This paper tackles an important counterfactual question. Despite invasion, occupation, and frequent threats from multiple neighboring countries, why did Kuwait not develop a more capable national military? After all, the Kuwaiti military in 2020 is not significantly different from the military that the Iraqi Army attacked in August 1990. The conventional answer is that small states cannot defend themselves and therefore seek out external protection. But consider other small states like Eritrea, Rwanda, and Jordan--but particularly the United Arab Emirates--and this answer is incomplete. Kuwaiti society has been on the frontline of the region’s most wrenching wars, yet it has neither developed military capacities to deploy beyond its borders nor built any particular military capacity. Why?
The staring assumption of this paper is that national militaries (preparation for war) are not just reactions to external conditions but are part of ongoing social and political dynamics. Moreover, building military capacity can come in multiple forms and may emerge from “wasteful spending” or be embedded in networks of rent seeking (i.e., the US military).
First, this paper will present comparative evidence to establish the post-1990 history of Kuwait’s military. It will focus on changes since 1990, particularly Kuwait’s deepening relationship with the US military, as well as continuities since. An implicit comparison will be made with other Gulf Arab militaries over the same period. Second, the paper turns to explanation, weighing resident international relations theories against domestic and transnational political economy approaches.
Given restrictions on research, the aim is to build a conceptual and methodological frame that will inform the field research in 2021-22. If field research in Kuwait is possible sooner, the paper can extend beyond the conceptual and begin to offer qualitative evidence to compliment the historical overview.

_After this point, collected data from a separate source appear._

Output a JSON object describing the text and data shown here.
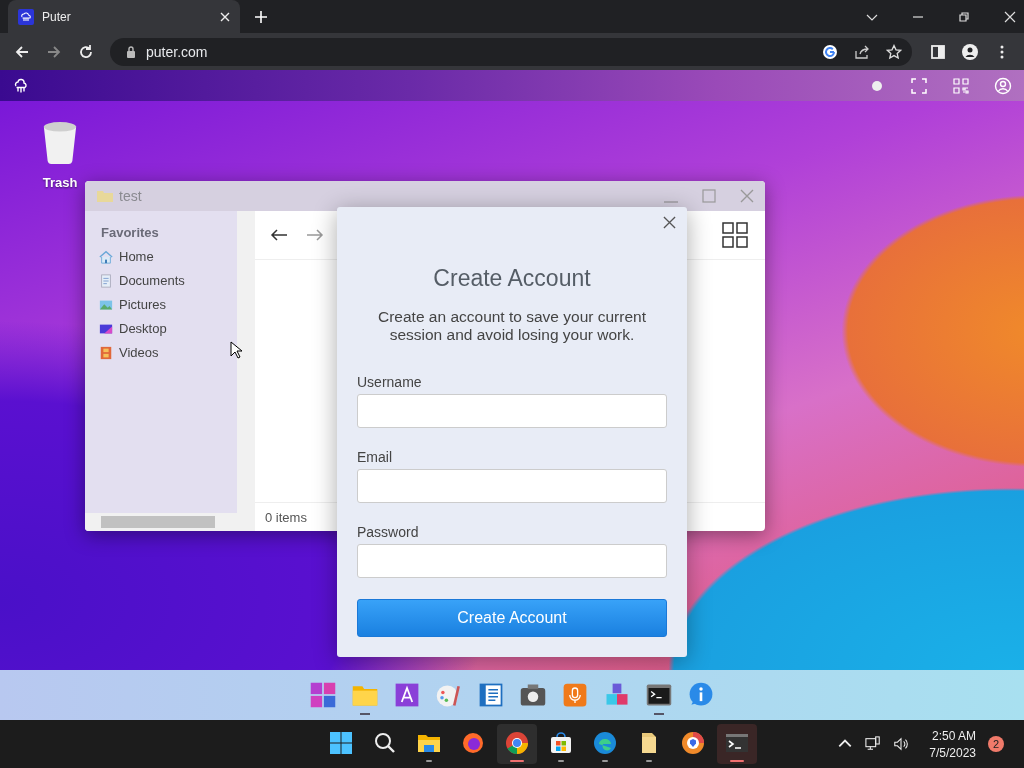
{
  "browser": {
    "tab_title": "Puter",
    "url": "puter.com"
  },
  "desktop_icons": [
    {
      "label": "Trash"
    }
  ],
  "explorer": {
    "title": "test",
    "sidebar_heading": "Favorites",
    "items": [
      {
        "label": "Home",
        "kind": "home"
      },
      {
        "label": "Documents",
        "kind": "documents"
      },
      {
        "label": "Pictures",
        "kind": "pictures"
      },
      {
        "label": "Desktop",
        "kind": "desktop"
      },
      {
        "label": "Videos",
        "kind": "videos"
      }
    ],
    "status": "0 items"
  },
  "dialog": {
    "title": "Create Account",
    "message": "Create an account to save your current session and avoid losing your work.",
    "fields": [
      {
        "label": "Username"
      },
      {
        "label": "Email"
      },
      {
        "label": "Password"
      }
    ],
    "submit": "Create Account"
  },
  "dock": [
    {
      "kind": "apps",
      "running": false
    },
    {
      "kind": "files",
      "running": true
    },
    {
      "kind": "text",
      "running": false
    },
    {
      "kind": "paint",
      "running": false
    },
    {
      "kind": "notes",
      "running": false
    },
    {
      "kind": "camera",
      "running": false
    },
    {
      "kind": "recorder",
      "running": false
    },
    {
      "kind": "cubes",
      "running": false
    },
    {
      "kind": "terminal",
      "running": true
    },
    {
      "kind": "info",
      "running": false
    }
  ],
  "taskbar": [
    {
      "kind": "start",
      "running": false,
      "active": false
    },
    {
      "kind": "search",
      "running": false,
      "active": false
    },
    {
      "kind": "explorer",
      "running": true,
      "active": false
    },
    {
      "kind": "firefox",
      "running": false,
      "active": false
    },
    {
      "kind": "chrome",
      "running": true,
      "active": true
    },
    {
      "kind": "store",
      "running": true,
      "active": false
    },
    {
      "kind": "edge",
      "running": true,
      "active": false
    },
    {
      "kind": "folder",
      "running": true,
      "active": false
    },
    {
      "kind": "browser",
      "running": false,
      "active": false
    },
    {
      "kind": "terminal",
      "running": true,
      "active": true
    }
  ],
  "tray": {
    "time": "2:50 AM",
    "date": "7/5/2023",
    "notifications": "2"
  }
}
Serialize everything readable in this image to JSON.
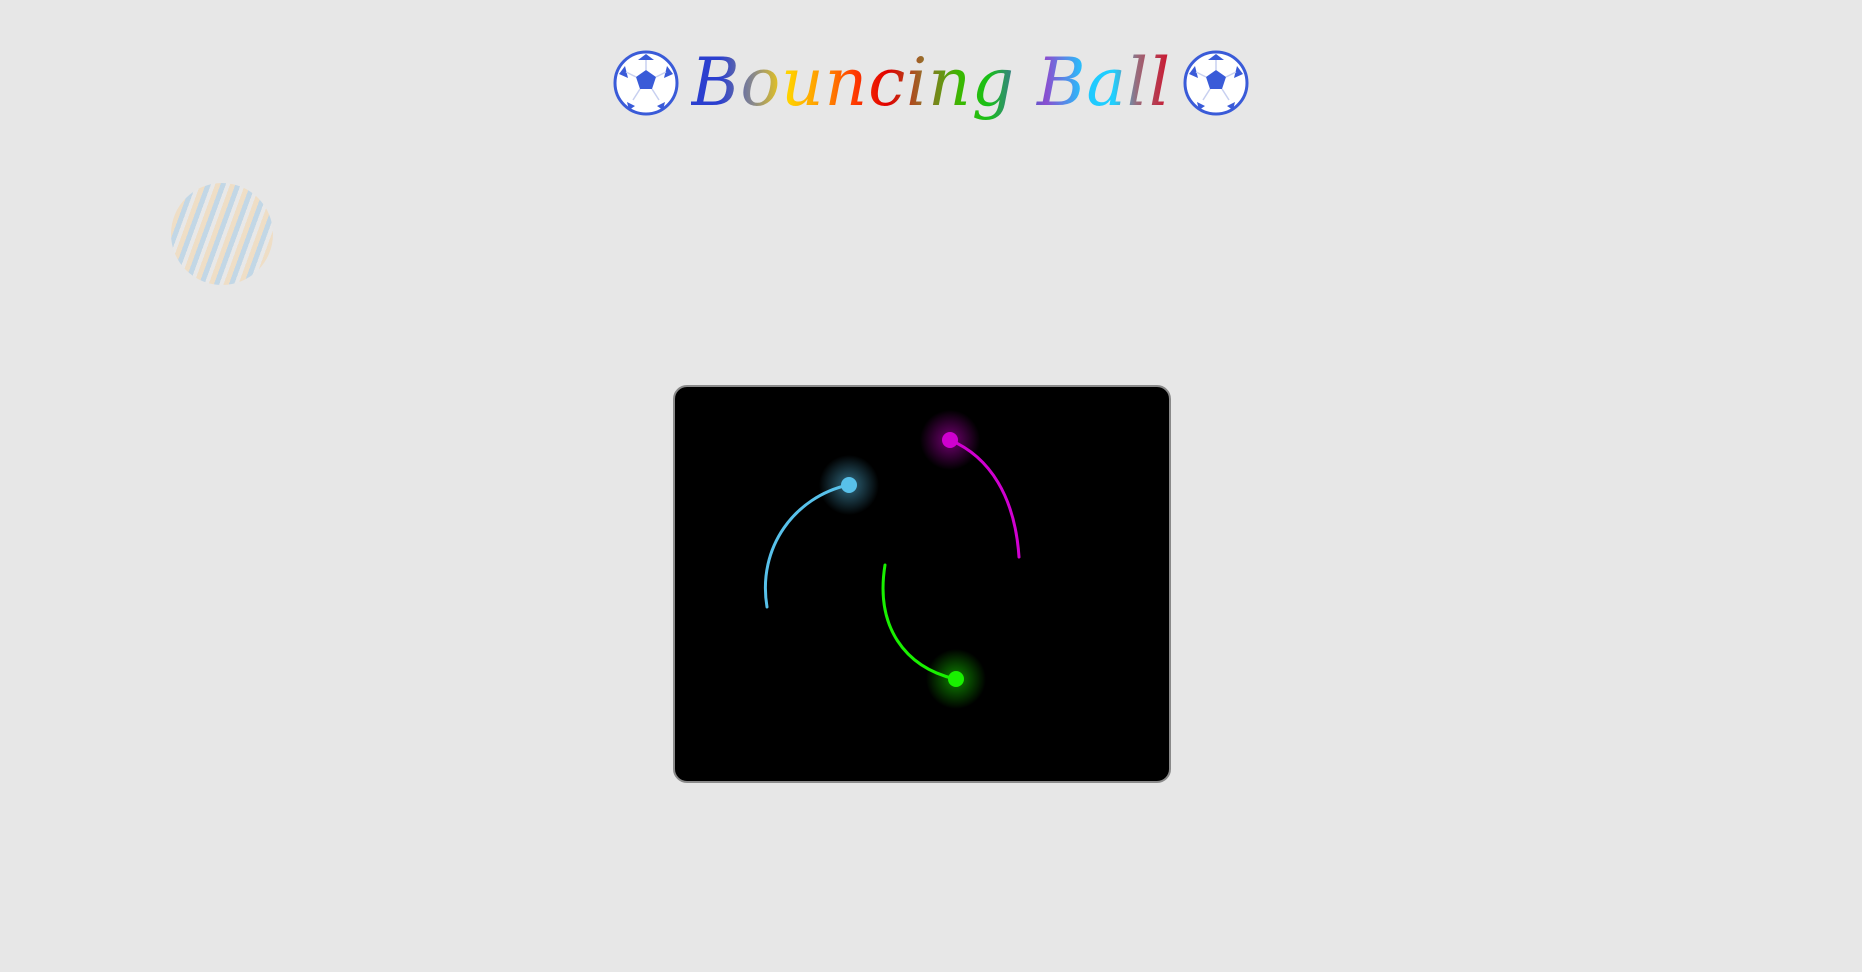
{
  "title": {
    "text": "Bouncing Ball",
    "left_icon": "soccer-ball-icon",
    "right_icon": "soccer-ball-icon"
  },
  "decor": {
    "striped_disc": "striped-disc-icon"
  },
  "game": {
    "background": "#000000",
    "balls": [
      {
        "name": "blue-ball",
        "color": "#58c1ea"
      },
      {
        "name": "magenta-ball",
        "color": "#d000d0"
      },
      {
        "name": "green-ball",
        "color": "#19f000"
      }
    ]
  }
}
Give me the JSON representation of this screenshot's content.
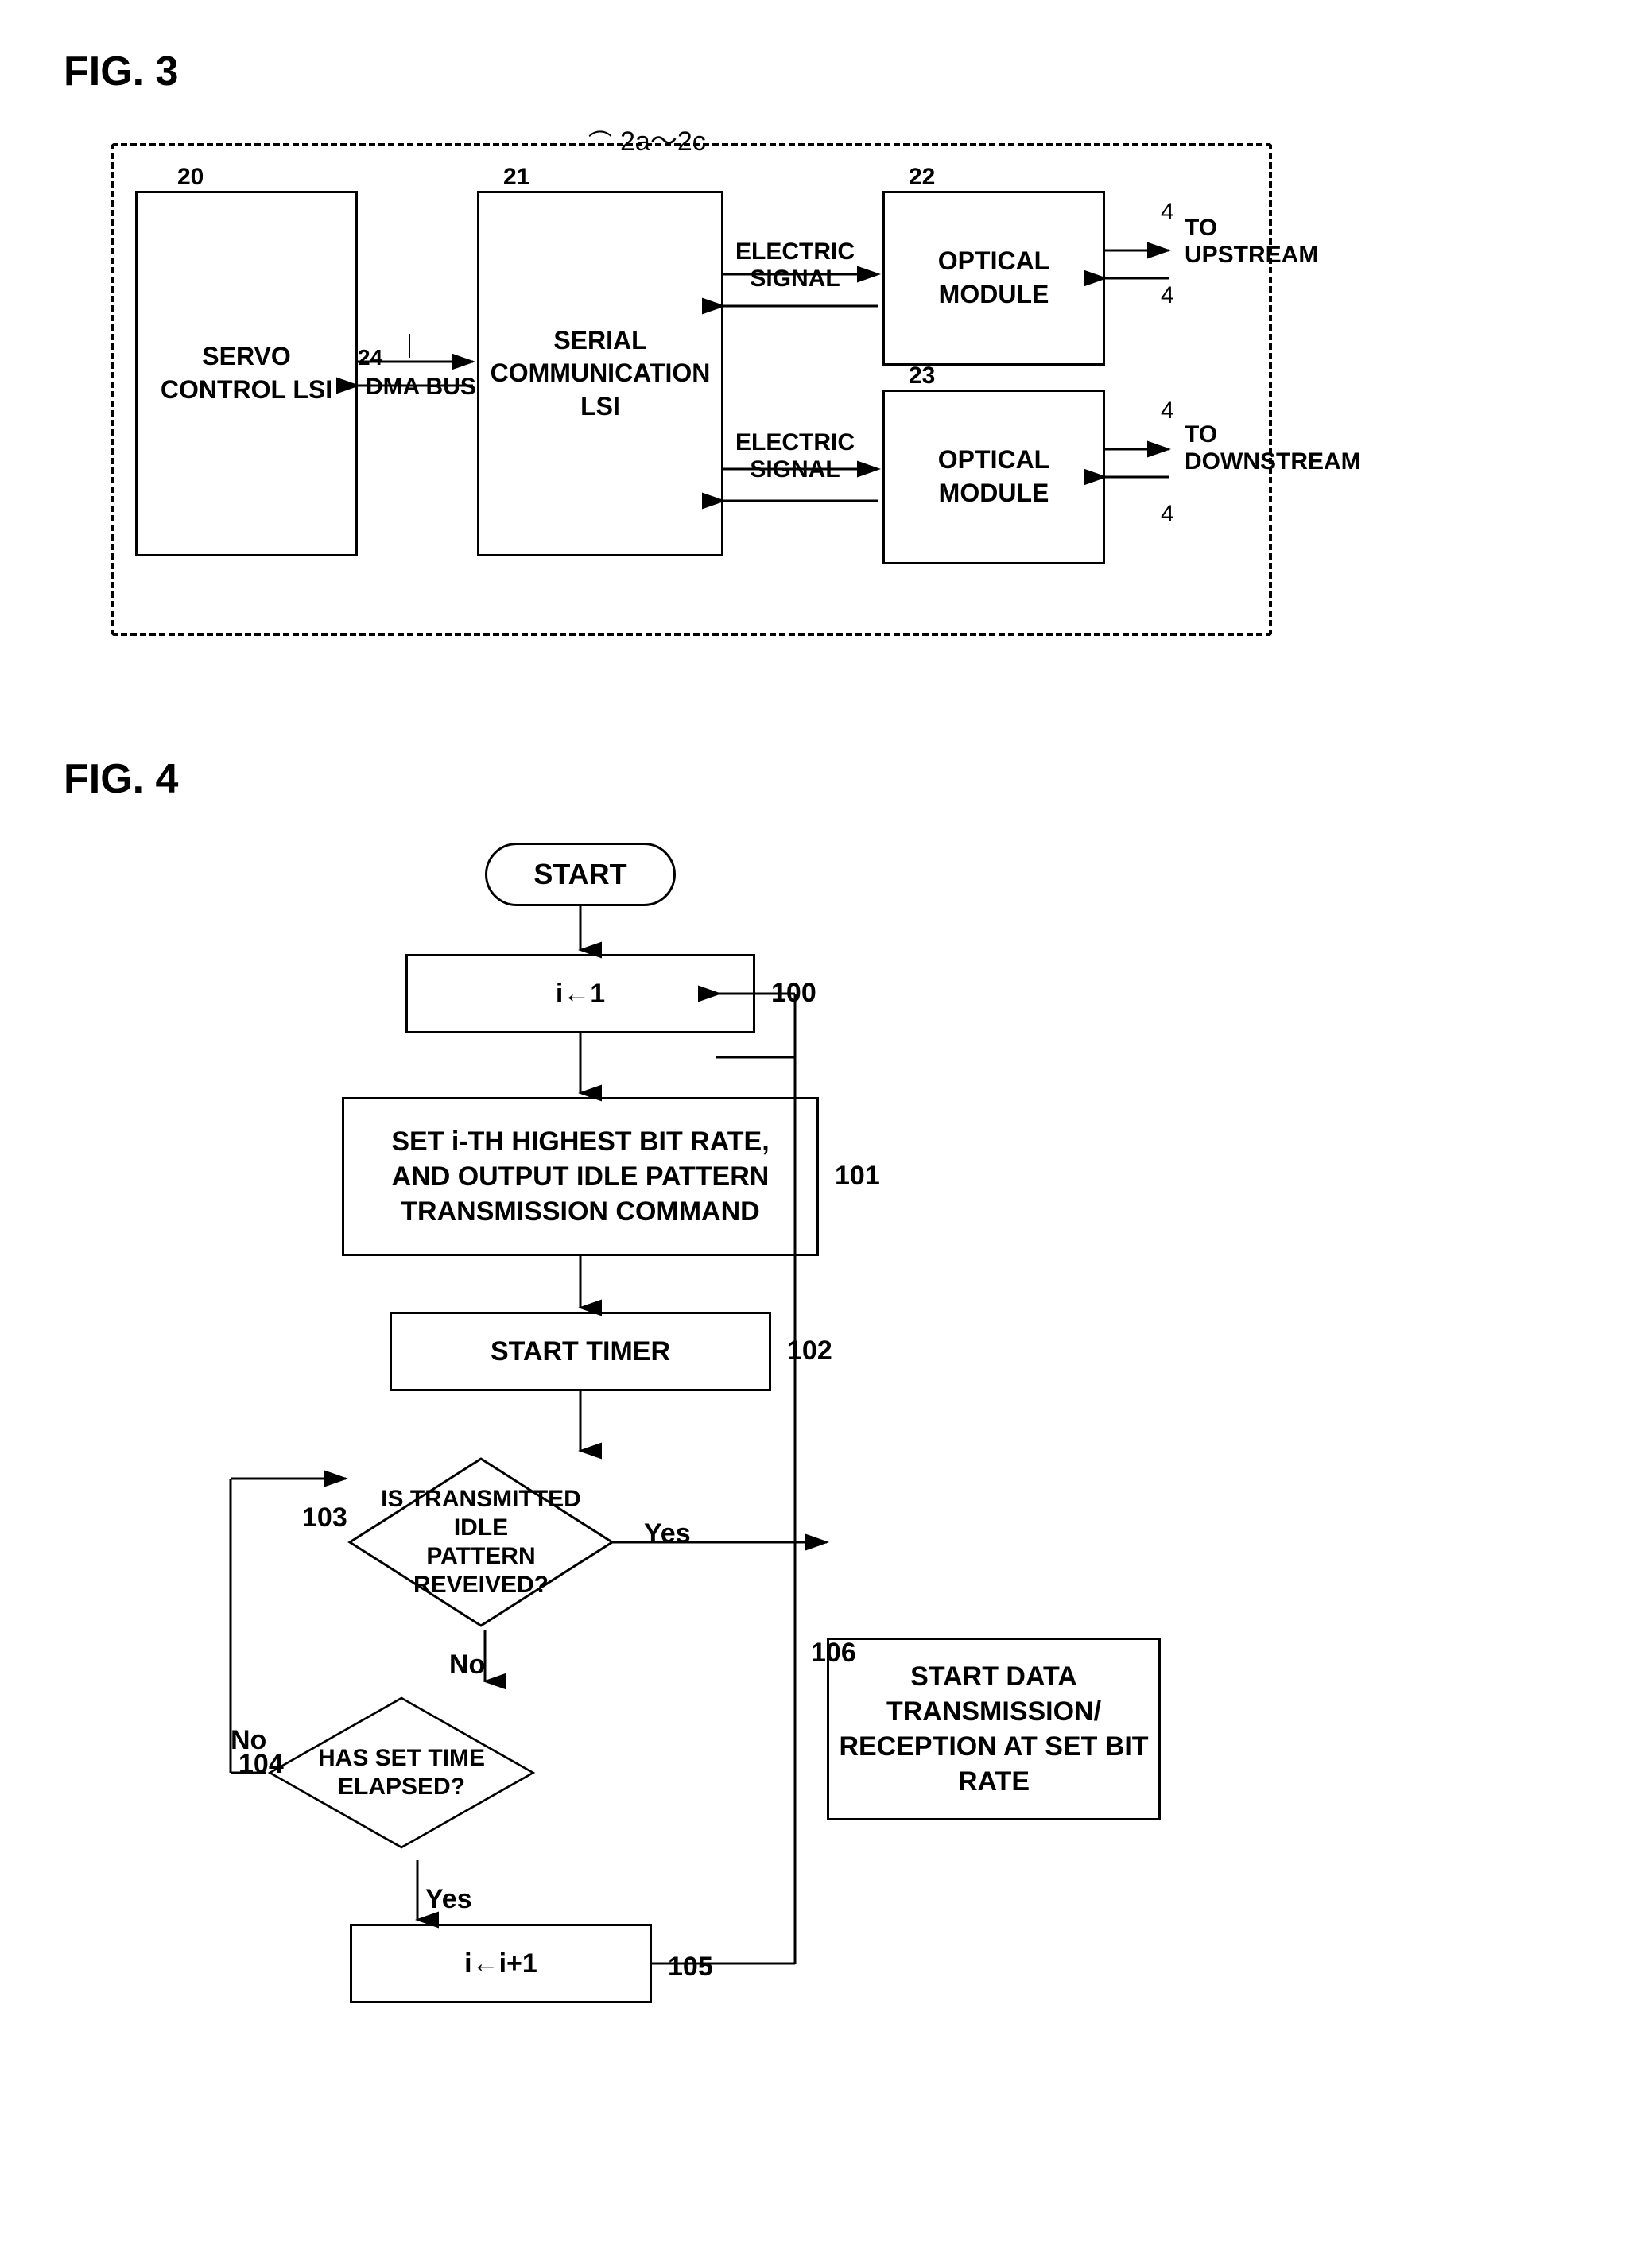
{
  "fig3": {
    "label": "FIG. 3",
    "annotation_main": "2a～2c",
    "blocks": {
      "servo": {
        "label": "SERVO\nCONTROL LSI",
        "number": "20"
      },
      "serial": {
        "label": "SERIAL\nCOMMUNICATION\nLSI",
        "number": "21"
      },
      "optical_up": {
        "label": "OPTICAL\nMODULE",
        "number": "22"
      },
      "optical_down": {
        "label": "OPTICAL\nMODULE",
        "number": "23"
      },
      "dma": {
        "label": "DMA BUS",
        "number": "24"
      },
      "electric_up": {
        "label": "ELECTRIC\nSIGNAL"
      },
      "electric_down": {
        "label": "ELECTRIC\nSIGNAL"
      },
      "to_upstream": {
        "label": "TO\nUPSTREAM"
      },
      "to_downstream": {
        "label": "TO\nDOWNSTREAM"
      },
      "port_numbers": [
        "4",
        "4",
        "4",
        "4"
      ]
    }
  },
  "fig4": {
    "label": "FIG. 4",
    "nodes": {
      "start": {
        "label": "START"
      },
      "init": {
        "label": "i←1",
        "number": "100"
      },
      "set_bit": {
        "label": "SET i-TH HIGHEST BIT RATE,\nAND OUTPUT IDLE PATTERN\nTRANSMISSION COMMAND",
        "number": "101"
      },
      "start_timer": {
        "label": "START TIMER",
        "number": "102"
      },
      "is_received": {
        "label": "IS TRANSMITTED IDLE\nPATTERN REVEIVED?",
        "number": "103"
      },
      "has_elapsed": {
        "label": "HAS SET TIME ELAPSED?",
        "number": "104"
      },
      "increment": {
        "label": "i←i+1",
        "number": "105"
      },
      "start_data": {
        "label": "START DATA\nTRANSMISSION/\nRECEPTION AT SET BIT\nRATE",
        "number": "106"
      }
    },
    "labels": {
      "yes": "Yes",
      "no": "No",
      "no2": "No",
      "yes2": "Yes"
    }
  }
}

The contributions of this paper fall in two broad areas. First, the field of critical security studies privileges analysis of transnational political economies and this paper enhances that work. Second in scholarship particular to Kuwaiti politics, there is a tendency to scope analysis into a seamless web linking parliamentary politics, rents, and corruption. Is it possible that these forms of resource distribution in Kuwait inhibit or supplant military “investment” or military rent-seeking? It may be the case that there are few incentives to build a more capable military in Kuwait but missing the constraints may make one blind to important politics at the core of what constitutes “security.”